- 05 Sep 18
Irish famine gets the revenge Western treatment - with mixed results.
Martin Feeney has come home, but it’s not much of a homecoming. Having deserted the British Army while fighting in Afghanistan, Feeney (James Frecheville) arrives back in Connemara and discovers the once idyllic landscape ravaged and littered with corpses, the small cottages now gutted and torched, his family gone.
The Famine has decimated the place – but Feeney notices that some people have managed not only to survive, but to profit. Collaborators who betrayed their families and neighbours. Young men who helped the British Army evict mothers and children. Landlords who exploited the vulnerable and poor. Devastated and enraged, Feeney embarks on a quest for bloody retribution against those responsible for his family’s destruction – but he himself is the target of another man’s mission. Feeney’s former comrade Hannah (Hugo Weaving) has been charged with tracking him down and punishing him for his desertion, and so Feeney becomes both hunter and hunted on a journey that highlights the murderous greed that contributed to this genocide.
It is genuinely shocking that Black 47 is the first major film set during the Famine, rife as the era is with historical weight, political heft and horrifying tragedy. Director Lance Daly cannot, of course, be held accountable for other filmmakers’ reticence on the subject. But to these eyes, there is something odd and uncomfortable about watching this mouldbreaking film – only to find a machismo-fuelled revenge Western unfurling before you.
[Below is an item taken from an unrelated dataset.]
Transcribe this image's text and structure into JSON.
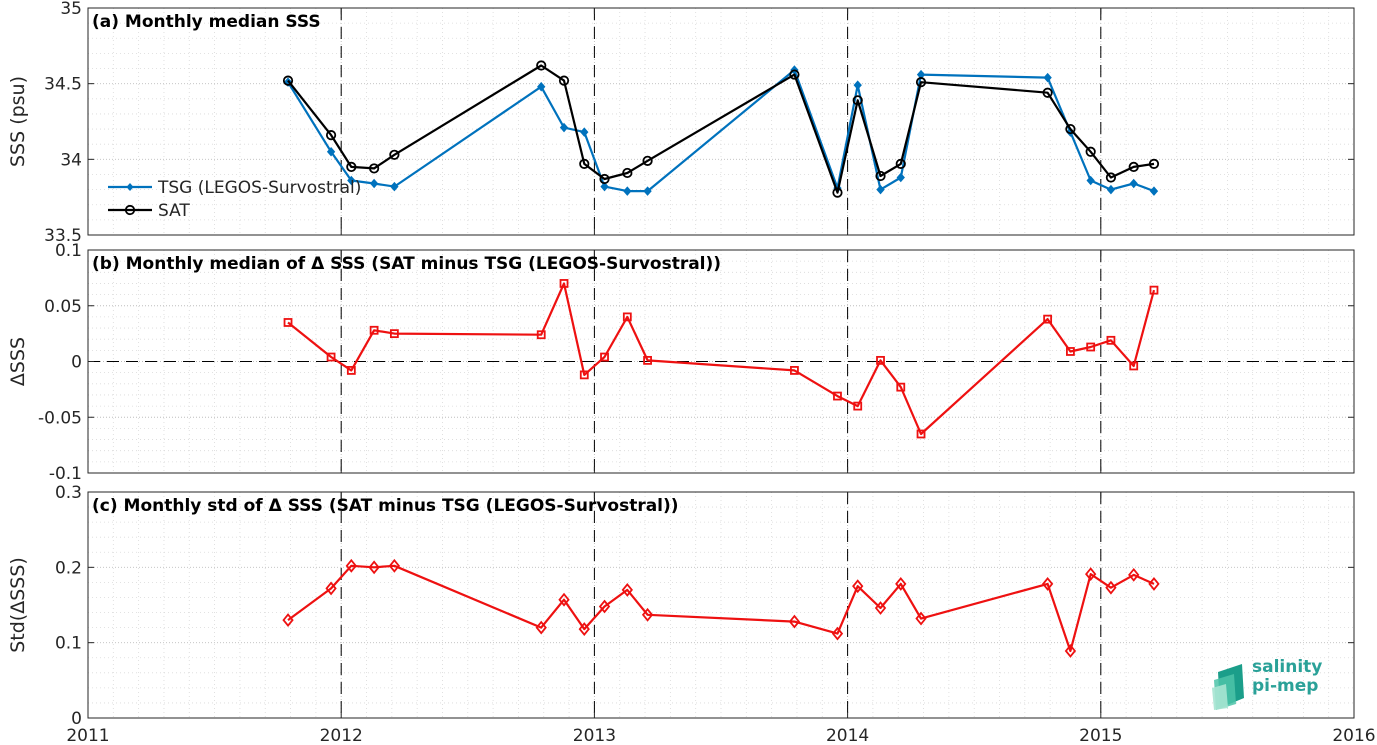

There are some intriguing elements. Declan Quinn’s desaturated cinematography is effectively bleak, and the elegiac use of the Irish language is moving. Vicious fights between Feeney and British officers are well choreographed – though as Feeney remains stoic and impenetrable, the bloody escalations lose emotional resonance and steam. Daly made a bold choice by approaching Black 47 as a genre film. It just mightn’t be the choice to do full justice to the theme.